Fergus told the council the East Bay Municipal Utility District (East Bay MUD) has ordinances governing sewer-lateral responsibility and that Emeryville adopted those ordinances in July 2011. He argued when a public entity owned the land at the time the problem arose, the public successor (the Redevelopment Agency of Emeryville, now the successor agency) should bear lateral-maintenance responsibility. Fergus also cited available redevelopment funds, saying the successor agency had about $19,000,000 at the end of last year that could be used for infrastructure.

A cooperative representative described the group's history and its role providing affordable live-work studios, saying the coop has roughly 58 studios and has long contributed arts programming to the city. Fergus identified board president Dominic Chaine and treasurer Tara Cummings as present at the meeting.

Council did not take a formal action on the claim at the Feb. 3 meeting. After public comment the council proceeded to closed session; the city attorney later reported there was no reportable action from closed session that evening.

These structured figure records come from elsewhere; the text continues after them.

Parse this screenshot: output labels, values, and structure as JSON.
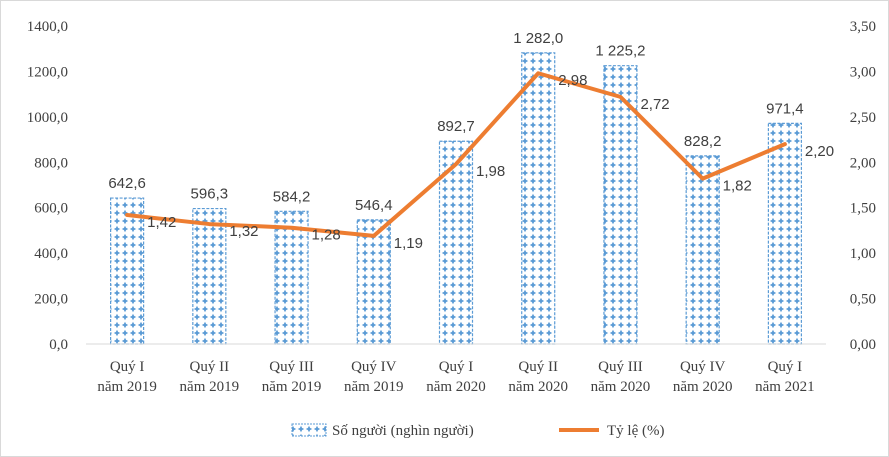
{
  "chart_data": {
    "type": "bar+line",
    "categories": [
      [
        "Quý I",
        "năm 2019"
      ],
      [
        "Quý II",
        "năm 2019"
      ],
      [
        "Quý III",
        "năm 2019"
      ],
      [
        "Quý IV",
        "năm 2019"
      ],
      [
        "Quý I",
        "năm 2020"
      ],
      [
        "Quý II",
        "năm 2020"
      ],
      [
        "Quý III",
        "năm 2020"
      ],
      [
        "Quý IV",
        "năm 2020"
      ],
      [
        "Quý I",
        "năm 2021"
      ]
    ],
    "series": [
      {
        "name": "Số người (nghìn người)",
        "kind": "bar",
        "axis": "left",
        "color": "#5b9bd5",
        "values": [
          642.6,
          596.3,
          584.2,
          546.4,
          892.7,
          1282.0,
          1225.2,
          828.2,
          971.4
        ],
        "labels": [
          "642,6",
          "596,3",
          "584,2",
          "546,4",
          "892,7",
          "1 282,0",
          "1 225,2",
          "828,2",
          "971,4"
        ]
      },
      {
        "name": "Tỷ lệ (%)",
        "kind": "line",
        "axis": "right",
        "color": "#ed7d31",
        "values": [
          1.42,
          1.32,
          1.28,
          1.19,
          1.98,
          2.98,
          2.72,
          1.82,
          2.2
        ],
        "labels": [
          "1,42",
          "1,32",
          "1,28",
          "1,19",
          "1,98",
          "2,98",
          "2,72",
          "1,82",
          "2,20"
        ]
      }
    ],
    "y_left": {
      "min": 0,
      "max": 1400,
      "ticks": [
        0,
        200,
        400,
        600,
        800,
        1000,
        1200,
        1400
      ],
      "tick_labels": [
        "0,0",
        "200,0",
        "400,0",
        "600,0",
        "800,0",
        "1000,0",
        "1200,0",
        "1400,0"
      ]
    },
    "y_right": {
      "min": 0,
      "max": 3.5,
      "ticks": [
        0,
        0.5,
        1,
        1.5,
        2,
        2.5,
        3,
        3.5
      ],
      "tick_labels": [
        "0,00",
        "0,50",
        "1,00",
        "1,50",
        "2,00",
        "2,50",
        "3,00",
        "3,50"
      ]
    },
    "grid": false,
    "legend": "bottom"
  }
}
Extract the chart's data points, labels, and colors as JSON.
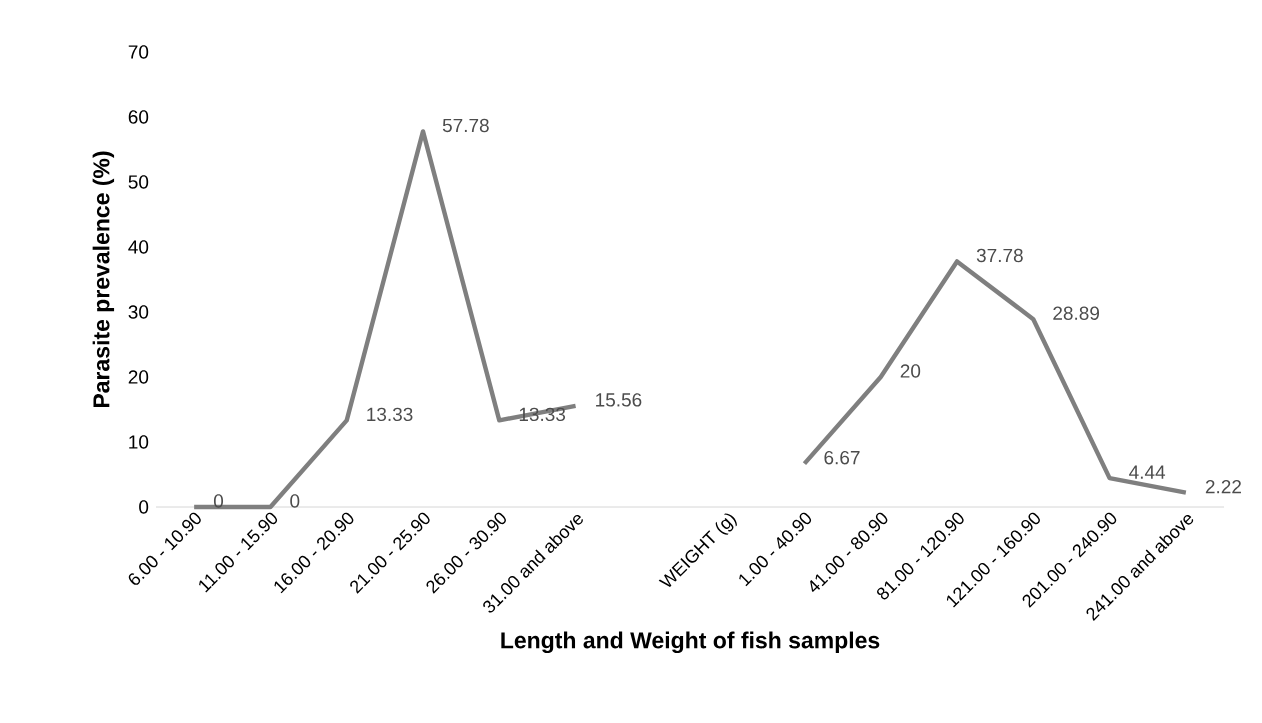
{
  "chart_data": {
    "type": "line",
    "xlabel": "Length and Weight of fish samples",
    "ylabel": "Parasite prevalence (%)",
    "categories": [
      "6.00 - 10.90",
      "11.00 - 15.90",
      "16.00 - 20.90",
      "21.00 - 25.90",
      "26.00 - 30.90",
      "31.00 and above",
      null,
      "WEIGHT (g)",
      "1.00 - 40.90",
      "41.00 - 80.90",
      "81.00 - 120.90",
      "121.00 - 160.90",
      "201.00 - 240.90",
      "241.00 and above"
    ],
    "series": [
      {
        "color": "#7f7f7f",
        "values": [
          0,
          0,
          13.33,
          57.78,
          13.33,
          15.56,
          null,
          null,
          6.67,
          20,
          37.78,
          28.89,
          4.44,
          2.22
        ]
      }
    ],
    "ylim": [
      0,
      70
    ],
    "yticks": [
      0,
      10,
      20,
      30,
      40,
      50,
      60,
      70
    ],
    "data_labels": true
  }
}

The cooperative asked the council to treat the request as an equitable remedy, not a penalty: Fergus argued city practice had applied condo-style rules that do not fit the limited-equity, affordable artist housing at issue. The council did not debate or vote on the request during the public meeting.

Next steps: the cooperative said it will seek the council's consideration of the claim; no staff report or council directive was recorded in the transcript that night.